O poeta deixou, há alguns dias, um livro aqui na minha portaria. Por absoluta coincidência estava lendo um outro poeta, o americano Robert Frost (1874-1963). No poema de Frost "Too Anxious for Rivers", o arranjo básico das imagens poéticas representa uma paisagem onde um riacho que corre através do primeiro plano parecia bloqueado por uma montanha: o que acontecerá ao rio, na sua tentativa de alcançar o mar? O rio, alegoricamente, é a vida; a montanha, a morte, e o mar a vida além da morte!
Li em paralelo os dois poetas e observei algo de interesse comum a ambos. Frost, embora nascido na Califórnia, foi o "poeta da Nova Inglaterra", expressando em sua lírica as paisagens e os homens daquela região dos EUA tão marcada pela versão mais fundamentalista do puritanismo. Já na coletânea do meu amigo poeta que, aliás, mora aqui perto e me presenteou seu livro "O voo da eterna brevidade", a imagem da MONTANHA aparece seguidamente em sua poesia, o que terminou me remetendo àquela imagem de Frost.

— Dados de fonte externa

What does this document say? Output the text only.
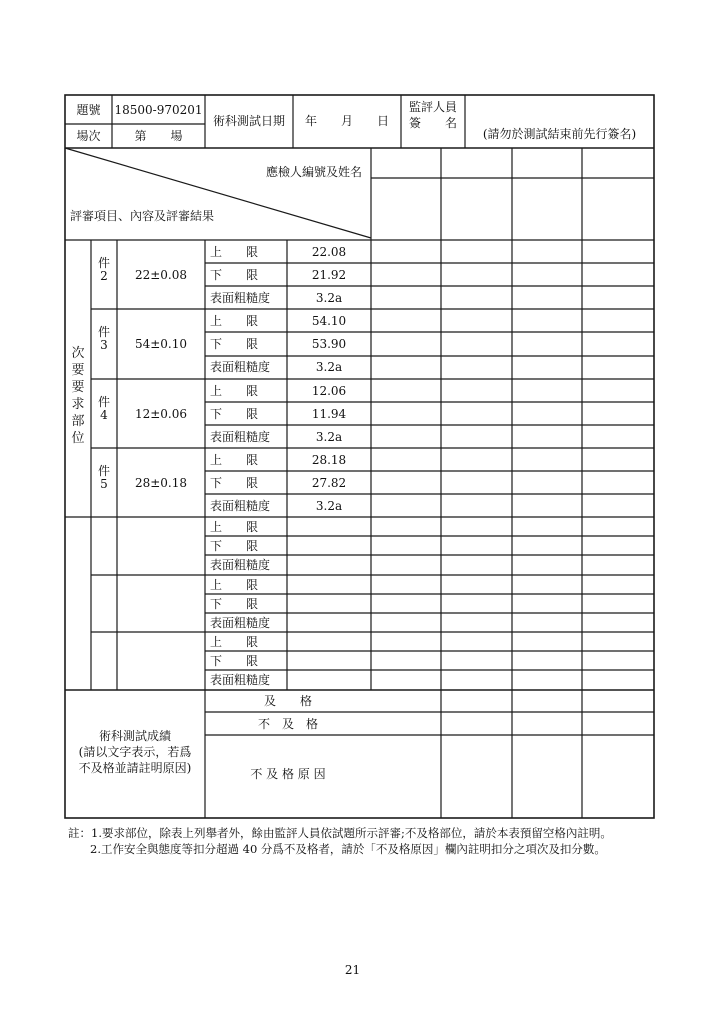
題號	18500-970201
場次	第　　場
術科測試日期	年　　月　　日
監評人員
簽　　名
(請勿於測試結束前先行簽名)
應檢人編號及姓名
評審項目、內容及評審結果
次要要求部位
件2	22±0.08
上　　限	22.08
下　　限	21.92
表面粗糙度	3.2a
件3	54±0.10
上　　限	54.10
下　　限	53.90
表面粗糙度	3.2a
件4	12±0.06
上　　限	12.06
下　　限	11.94
表面粗糙度	3.2a
件5	28±0.18
上　　限	28.18
下　　限	27.82
表面粗糙度	3.2a
上　　限
下　　限
表面粗糙度
上　　限
下　　限
表面粗糙度
上　　限
下　　限
表面粗糙度
術科測試成績
(請以文字表示，若爲
不及格並請註明原因)
及　　格
不　及　格
不 及 格 原 因
註：1.要求部位，除表上列舉者外，餘由監評人員依試題所示評審;不及格部位，請於本表預留空格內註明。
2.工作安全與態度等扣分超過 40 分爲不及格者，請於「不及格原因」欄內註明扣分之項次及扣分數。
21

José Mário Rodrigues, o POETA, tem três ou quatro "acidentes geográficos" que se repetem em sua lírica: o deserto, a montanha, o rio, a seca (este último é o título do poema em que reconhece que "Toda poesia serve para nada") e a "esquina", lugar ao mesmo tempo de encontro e de desencontro. A MONTANHA é sem dúvida uma representação da MORTE em que, lá do alto, podemos enxergar os outros em suas inconscientes desventuras, e de onde podemos vislumbrar o "rio" (da vida) e o "mar" (da pós-vida). Lugar simbólico da morte, mas também daquela "consciência" que só alcançamos quando podemos "nos ver de cima"!

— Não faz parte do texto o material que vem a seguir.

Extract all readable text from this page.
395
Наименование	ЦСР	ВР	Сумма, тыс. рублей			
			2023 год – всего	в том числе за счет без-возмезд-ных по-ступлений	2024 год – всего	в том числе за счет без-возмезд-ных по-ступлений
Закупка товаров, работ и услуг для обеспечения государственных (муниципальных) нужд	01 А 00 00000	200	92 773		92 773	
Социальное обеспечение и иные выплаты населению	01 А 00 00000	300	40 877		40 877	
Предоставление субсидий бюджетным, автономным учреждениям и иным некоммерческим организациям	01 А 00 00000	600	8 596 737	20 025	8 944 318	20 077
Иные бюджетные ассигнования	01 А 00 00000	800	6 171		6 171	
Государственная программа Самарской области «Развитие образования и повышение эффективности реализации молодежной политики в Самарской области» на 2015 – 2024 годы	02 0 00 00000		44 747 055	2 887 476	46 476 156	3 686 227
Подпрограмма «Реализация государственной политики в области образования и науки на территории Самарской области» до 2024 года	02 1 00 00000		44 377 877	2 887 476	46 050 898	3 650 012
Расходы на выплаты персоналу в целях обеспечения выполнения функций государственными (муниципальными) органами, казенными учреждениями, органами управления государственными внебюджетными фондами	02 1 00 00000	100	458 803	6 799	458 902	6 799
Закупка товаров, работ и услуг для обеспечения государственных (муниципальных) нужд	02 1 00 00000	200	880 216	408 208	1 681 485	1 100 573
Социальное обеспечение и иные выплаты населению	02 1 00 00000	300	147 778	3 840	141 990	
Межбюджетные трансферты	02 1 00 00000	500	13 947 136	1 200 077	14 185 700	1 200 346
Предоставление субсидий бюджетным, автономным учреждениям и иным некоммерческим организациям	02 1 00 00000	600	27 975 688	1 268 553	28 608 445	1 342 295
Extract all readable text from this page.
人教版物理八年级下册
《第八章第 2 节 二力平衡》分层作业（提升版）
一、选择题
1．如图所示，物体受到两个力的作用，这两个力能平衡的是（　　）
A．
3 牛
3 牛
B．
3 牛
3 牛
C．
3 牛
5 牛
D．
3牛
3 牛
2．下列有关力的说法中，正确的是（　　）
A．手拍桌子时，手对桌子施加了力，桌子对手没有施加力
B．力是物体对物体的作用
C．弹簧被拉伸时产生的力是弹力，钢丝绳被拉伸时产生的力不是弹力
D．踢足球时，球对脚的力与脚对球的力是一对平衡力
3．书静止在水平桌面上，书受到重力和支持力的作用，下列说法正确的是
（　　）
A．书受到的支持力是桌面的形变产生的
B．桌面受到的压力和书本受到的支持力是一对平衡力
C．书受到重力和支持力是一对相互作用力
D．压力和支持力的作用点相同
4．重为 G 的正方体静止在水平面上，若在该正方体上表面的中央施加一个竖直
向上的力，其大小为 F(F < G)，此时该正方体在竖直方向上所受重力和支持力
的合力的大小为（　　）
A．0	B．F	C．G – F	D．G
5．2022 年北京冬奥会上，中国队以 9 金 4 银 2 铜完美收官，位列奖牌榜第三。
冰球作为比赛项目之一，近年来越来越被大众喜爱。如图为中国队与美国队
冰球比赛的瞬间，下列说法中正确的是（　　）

Zé Mário mora numa "esquina" (!) da Rua da Amizade (Graças), provável lugar de desencontros onde ele, num de seus poemas, confessa que "Não amei ninguém. Não fui amado por ninguém" e constata, finalmente, "a inutilidade de todas as palavras". Lá do alto, de onde se vê o rio tortuoso de nossas vidas, o poeta conclui que "Ser feliz dá muito trabalho"! Ele foi, aliás, o grande amigo pernambucano de Clarice Lispector (sobre quem organizou um livro comemorativo de seu centenário, "O que eu escrevo continua". CEPE, 2021). Logo Clarice, aquela que esperava encontrar a palavra que não podia ser pronunciada sem destruir a coisa que ela pronuncia!
Ser poeta, Zé Mário, também dá muito trabalho!